I did spend time during grad school with a great group of Iranians, and while it was great to speak the same language and enjoy the same food, I was not on the same wavelength in terms of their distance from religion and party-like nature. So it wasn't a complete loss to me when I moved back to Calgary. And then since I started to wear hijab and becoming more a part of the Muslim community here, that's when I started to realize that the lack of cultural certainty is sometimes challenging to deal with.

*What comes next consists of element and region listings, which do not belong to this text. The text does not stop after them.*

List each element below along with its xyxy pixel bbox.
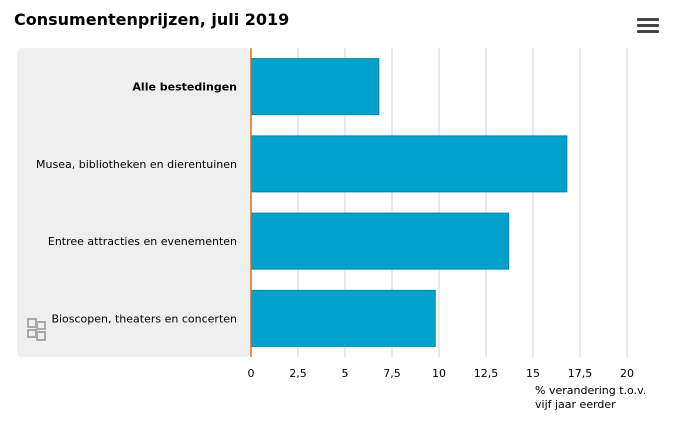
category-label: Bioscopen, theaters en concerten	[51, 312, 237, 325]
x-axis-label-line-2: vijf jaar eerder	[535, 398, 616, 411]
category-labels: Alle bestedingen Musea, bibliotheken en d…	[36, 81, 237, 326]
x-tick-label: 0	[248, 367, 255, 380]
bar[interactable]	[250, 289, 436, 347]
category-label: Musea, bibliotheken en dierentuinen	[36, 158, 237, 171]
x-tick-label: 17,5	[568, 367, 593, 380]
x-tick-label: 5	[342, 367, 349, 380]
x-tick-label: 7,5	[383, 367, 401, 380]
category-label-panel	[17, 48, 251, 357]
cbs-logo-icon	[27, 318, 46, 341]
category-label: Alle bestedingen	[132, 81, 237, 94]
x-tick-label: 20	[620, 367, 634, 380]
x-tick-label: 12,5	[474, 367, 499, 380]
category-label: Entree attracties en evenementen	[48, 235, 237, 248]
bar[interactable]	[250, 135, 568, 193]
x-axis-label-line-1: % verandering t.o.v.	[535, 384, 646, 397]
bars	[250, 58, 568, 347]
chart-title: Consumentenprijzen, juli 2019	[14, 10, 290, 29]
x-tick-labels: 0 2,5 5 7,5 10 12,5 15 17,5 20	[248, 367, 635, 380]
hamburger-menu-icon[interactable]	[637, 18, 659, 38]
x-tick-label: 10	[432, 367, 446, 380]
x-tick-label: 2,5	[289, 367, 307, 380]
bar[interactable]	[250, 212, 510, 270]
x-tick-label: 15	[526, 367, 540, 380]
bar[interactable]	[250, 58, 380, 116]
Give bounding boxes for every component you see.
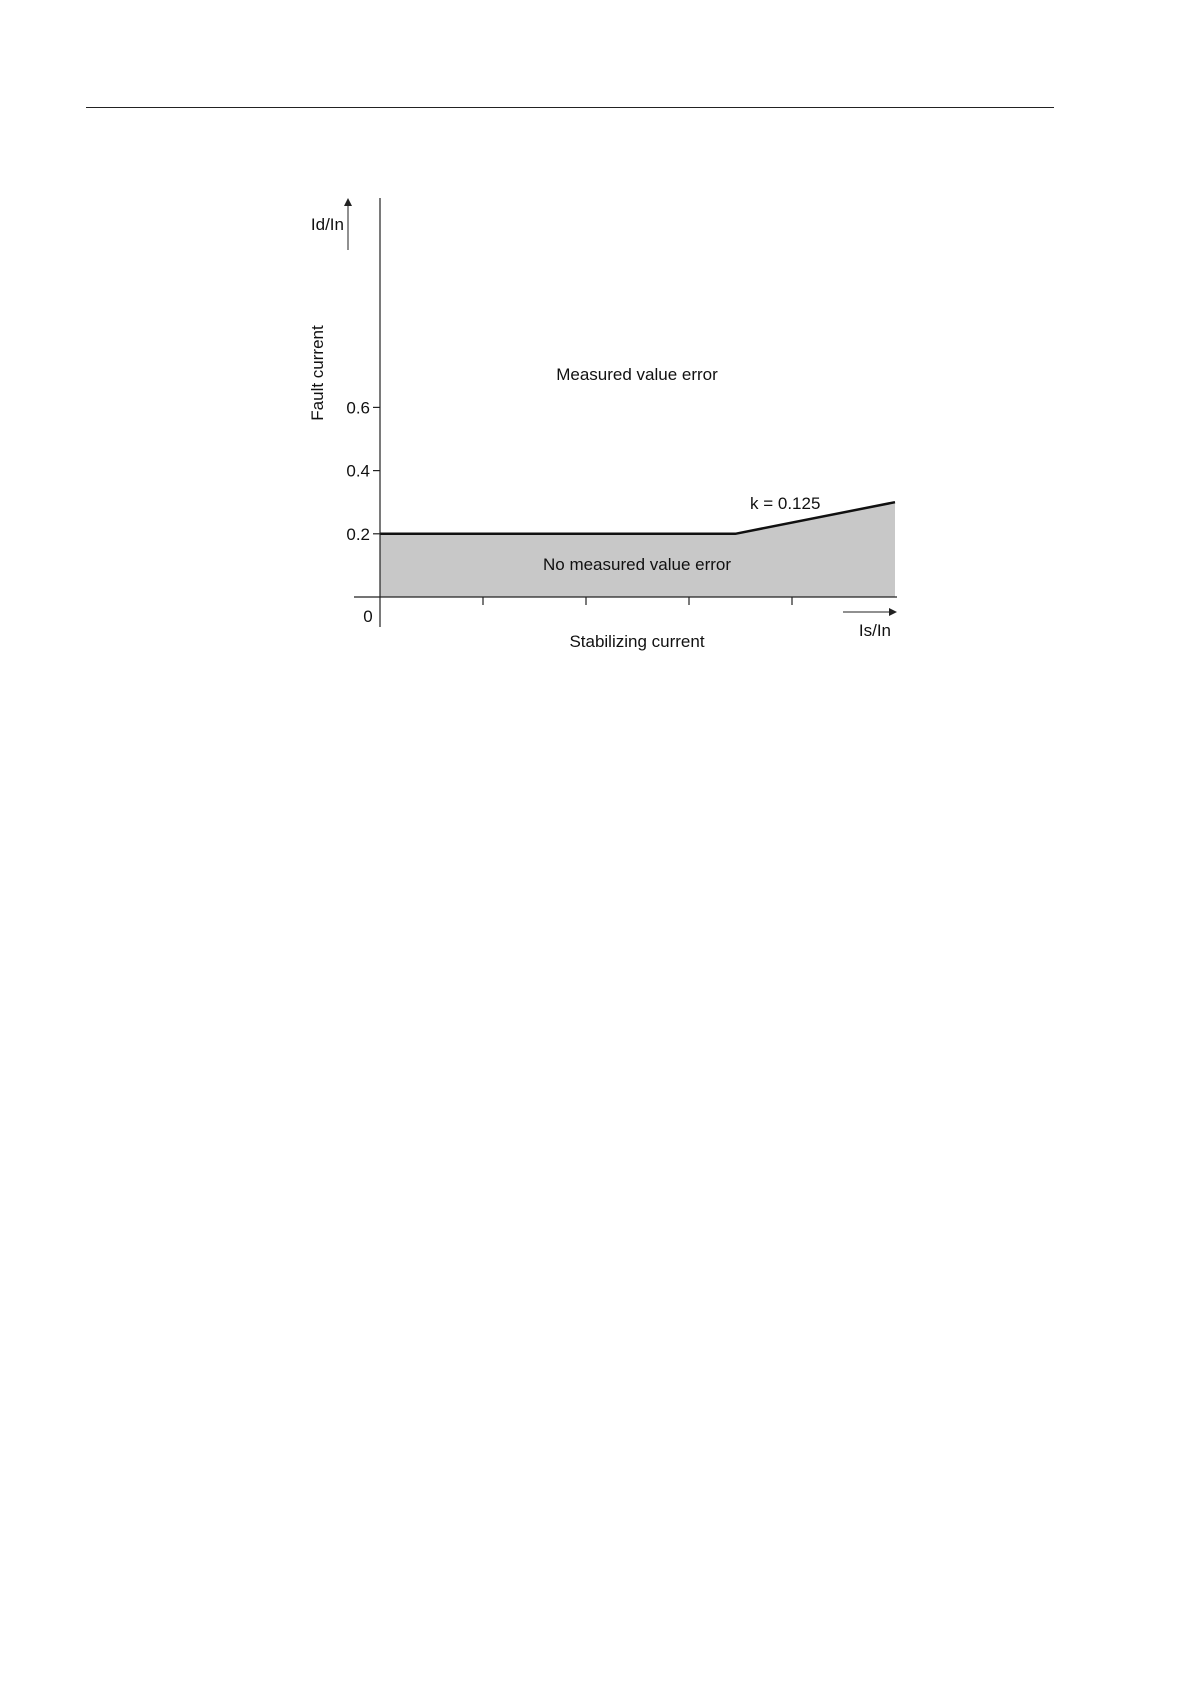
origin-label: 0 <box>363 607 372 626</box>
lower-region-label: No measured value error <box>543 555 731 574</box>
upper-region-label: Measured value error <box>556 365 718 384</box>
no-error-region <box>380 502 895 597</box>
y-tick-label: 0.2 <box>346 525 370 544</box>
slope-label: k = 0.125 <box>750 494 820 513</box>
characteristic-line <box>380 500 896 536</box>
x-axis-title: Stabilizing current <box>569 632 704 651</box>
y-tick-label: 0.4 <box>346 462 370 481</box>
y-axis-title: Fault current <box>308 325 327 421</box>
y-arrow-head-icon <box>344 198 352 206</box>
y-unit-label: Id/In <box>311 215 344 234</box>
x-arrow-head-icon <box>889 608 897 616</box>
x-unit-label: Is/In <box>859 621 891 640</box>
chart: 0.2 0.4 0.6 Id/In Is/In 0 Stabilizing curr… <box>308 198 897 651</box>
y-tick-label: 0.6 <box>346 398 370 417</box>
header-rule <box>86 107 1054 108</box>
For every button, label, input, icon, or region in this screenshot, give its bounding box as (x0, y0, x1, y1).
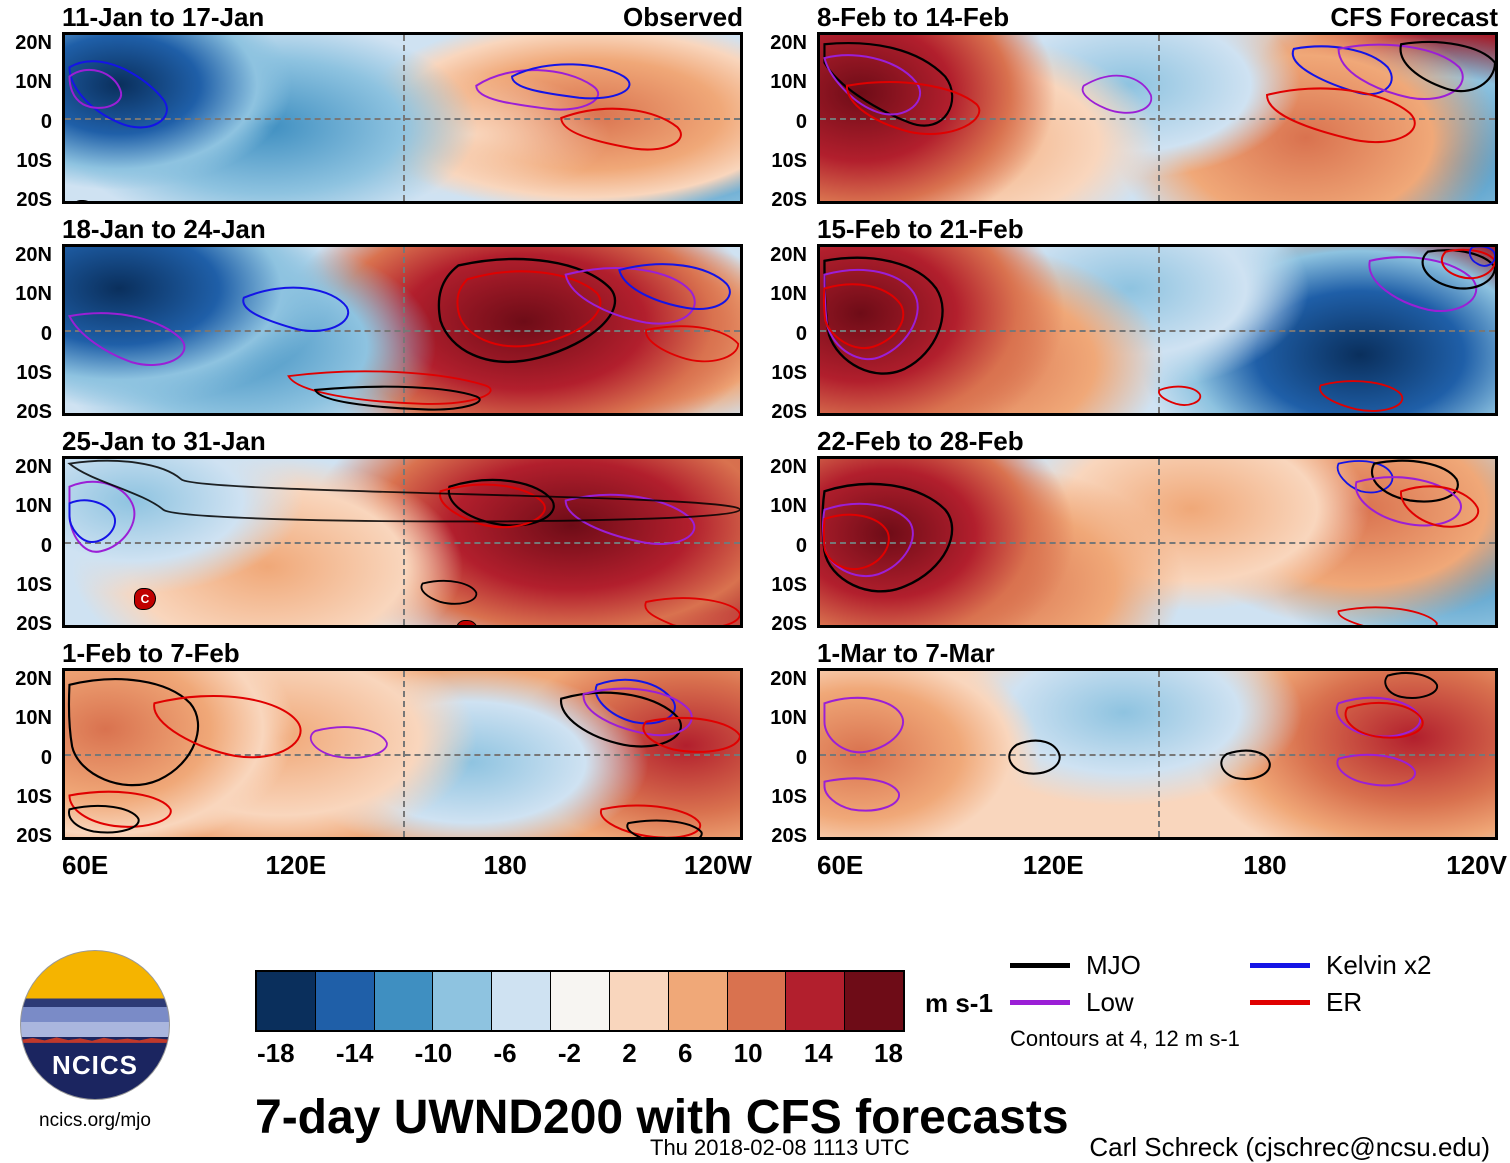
colorbar-swatches (255, 970, 905, 1032)
panel-mar1-7: 1-Mar to 7-Mar 20N 10N 0 10S 20S (755, 636, 1510, 848)
contours-note-label: Contours at 4, 12 m s-1 (1010, 1026, 1490, 1052)
contour-lines-mar1-7 (820, 671, 1495, 837)
panel-title-5: 25-Jan to 31-Jan (62, 426, 266, 457)
footer-area: NCICS ncics.org/mjo -18 -14 -10 -6 -2 2 … (0, 940, 1510, 1142)
timestamp-label: Thu 2018-02-08 1113 UTC (650, 1135, 910, 1161)
author-label: Carl Schreck (cjschrec@ncsu.edu) (1089, 1132, 1490, 1163)
y-axis-labels-7: 20N 10N 0 10S 20S (0, 668, 58, 848)
panel-title-6: 22-Feb to 28-Feb (817, 426, 1024, 457)
map-canvas-jan25-31[interactable]: C F (62, 456, 743, 628)
panel-subtitle-2: CFS Forecast (1330, 2, 1498, 33)
map-canvas-jan18-24[interactable] (62, 244, 743, 416)
y-axis-labels-8: 20N 10N 0 10S 20S (755, 668, 813, 848)
legend-row-1: MJO Kelvin x2 (1010, 950, 1490, 981)
kelvin-line-swatch (1250, 963, 1310, 968)
mjo-line-swatch (1010, 963, 1070, 968)
map-canvas-feb1-7[interactable] (62, 668, 743, 840)
panel-feb1-7: 1-Feb to 7-Feb 20N 10N 0 10S 20S (0, 636, 755, 848)
panel-title-4: 15-Feb to 21-Feb (817, 214, 1024, 245)
legend-row-2: Low ER (1010, 987, 1490, 1018)
ncics-logo-circle: NCICS (20, 950, 170, 1100)
low-line-swatch (1010, 1000, 1070, 1005)
panel-subtitle-1: Observed (623, 2, 743, 33)
contour-lines-jan25-31 (65, 459, 740, 625)
contour-lines-feb22-28 (820, 459, 1495, 625)
panel-title-3: 18-Jan to 24-Jan (62, 214, 266, 245)
legend-block: MJO Kelvin x2 Low ER Contours at 4, 12 m… (1010, 950, 1490, 1052)
colorbar-tick-labels: -18 -14 -10 -6 -2 2 6 10 14 18 (255, 1038, 905, 1069)
legend-item-low: Low (1010, 987, 1250, 1018)
tropical-cyclone-marker-b[interactable]: B (73, 201, 93, 204)
colorbar-unit-label: m s-1 (925, 988, 993, 1019)
y-axis-labels-3: 20N 10N 0 10S 20S (0, 244, 58, 424)
legend-label-mjo: MJO (1086, 950, 1141, 981)
panel-title-7: 1-Feb to 7-Feb (62, 638, 240, 669)
panel-title-2: 8-Feb to 14-Feb (817, 2, 1009, 33)
map-canvas-feb8-14[interactable] (817, 32, 1498, 204)
map-canvas-mar1-7[interactable] (817, 668, 1498, 840)
panel-feb15-21: 15-Feb to 21-Feb 20N 10N 0 10S 20S (755, 212, 1510, 424)
logo-ridge-line (21, 1037, 169, 1043)
legend-label-er: ER (1326, 987, 1362, 1018)
ncics-url-label[interactable]: ncics.org/mjo (10, 1110, 180, 1132)
legend-item-er: ER (1250, 987, 1490, 1018)
y-axis-labels-1: 20N 10N 0 10S 20S (0, 32, 58, 212)
y-axis-labels-5: 20N 10N 0 10S 20S (0, 456, 58, 636)
contour-lines-feb1-7 (65, 671, 740, 837)
er-line-swatch (1250, 1000, 1310, 1005)
panel-feb8-14: 8-Feb to 14-Feb CFS Forecast 20N 10N 0 10S 2… (755, 0, 1510, 212)
x-axis-labels-left: 60E 120E 180 120W (62, 850, 752, 881)
y-axis-labels-6: 20N 10N 0 10S 20S (755, 456, 813, 636)
logo-text-ncics: NCICS (21, 1050, 169, 1081)
x-axis-labels-right: 60E 120E 180 120V (817, 850, 1507, 881)
legend-label-low: Low (1086, 987, 1134, 1018)
contour-lines-feb15-21 (820, 247, 1495, 413)
y-axis-labels-4: 20N 10N 0 10S 20S (755, 244, 813, 424)
panel-title-8: 1-Mar to 7-Mar (817, 638, 995, 669)
panel-jan11-17: 11-Jan to 17-Jan Observed 20N 10N 0 10S 20S … (0, 0, 755, 212)
panel-jan18-24: 18-Jan to 24-Jan 20N 10N 0 10S 20S (0, 212, 755, 424)
panel-title-1: 11-Jan to 17-Jan (62, 2, 264, 33)
panel-feb22-28: 22-Feb to 28-Feb 20N 10N 0 10S 20S (755, 424, 1510, 636)
panel-grid: 11-Jan to 17-Jan Observed 20N 10N 0 10S 20S … (0, 0, 1510, 900)
contour-lines-jan11-17 (65, 35, 740, 201)
colorbar-container: -18 -14 -10 -6 -2 2 6 10 14 18 (255, 970, 905, 1069)
map-canvas-feb22-28[interactable] (817, 456, 1498, 628)
legend-item-kelvin: Kelvin x2 (1250, 950, 1490, 981)
y-axis-labels-2: 20N 10N 0 10S 20S (755, 32, 813, 212)
legend-label-kelvin: Kelvin x2 (1326, 950, 1432, 981)
map-canvas-feb15-21[interactable] (817, 244, 1498, 416)
contour-lines-jan18-24 (65, 247, 740, 413)
ncics-logo[interactable]: NCICS (10, 950, 180, 1100)
contour-lines-feb8-14 (820, 35, 1495, 201)
legend-item-mjo: MJO (1010, 950, 1250, 981)
map-canvas-jan11-17[interactable]: B (62, 32, 743, 204)
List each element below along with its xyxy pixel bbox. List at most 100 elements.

I've also started to think about how I would raise my kids with respect to cultural attachment. Depending on who I end up marrying, our kids will either have 2, 3 or 4 (or more!!) cultures flowing through their veins!! And I'd want to take advantage of that diversity by exposing them to as many aspects of those cultures as possible. By this I mean food, clothing, customs, language, history, etc, not as a means to overwhelm them but rather to ensure that when THEY are older and navigating various cultural situations that they are comfortable with who they are as a person. I don't want them to feel left out or unsure about what's around them. Instead, I'd love to arm them with knowledge and allow them to choose the best cultural fit that works for them.

But since it's too late for me to have that experience myself, I'm backtracking somewhat and trying to get a sense of how I can fit in especially within the Desi population. So just earlier today, I ordered my first EVER shalwar kameez (online) and will give that outfit a shot at the next event I'm invited to. My friend suggested I watch YouTube videos of Bollywood songs so I get a sense of what the music, language, and dance is like. In terms of the food (gulp), I am trying to desensitize myself to be able to eat spicier foods, but my glands don't agree and I sweat profusely anyway!! But I'll keep trucking along!

So again, I know Islam comes first and it has for me, yet I also believe there's a cultural side to me that hasn't really been tapped. And it's only at age 2X (sorry people, X is a variable in this equation!) that I'm realizing that I want it to be explored and I need it to be brought out.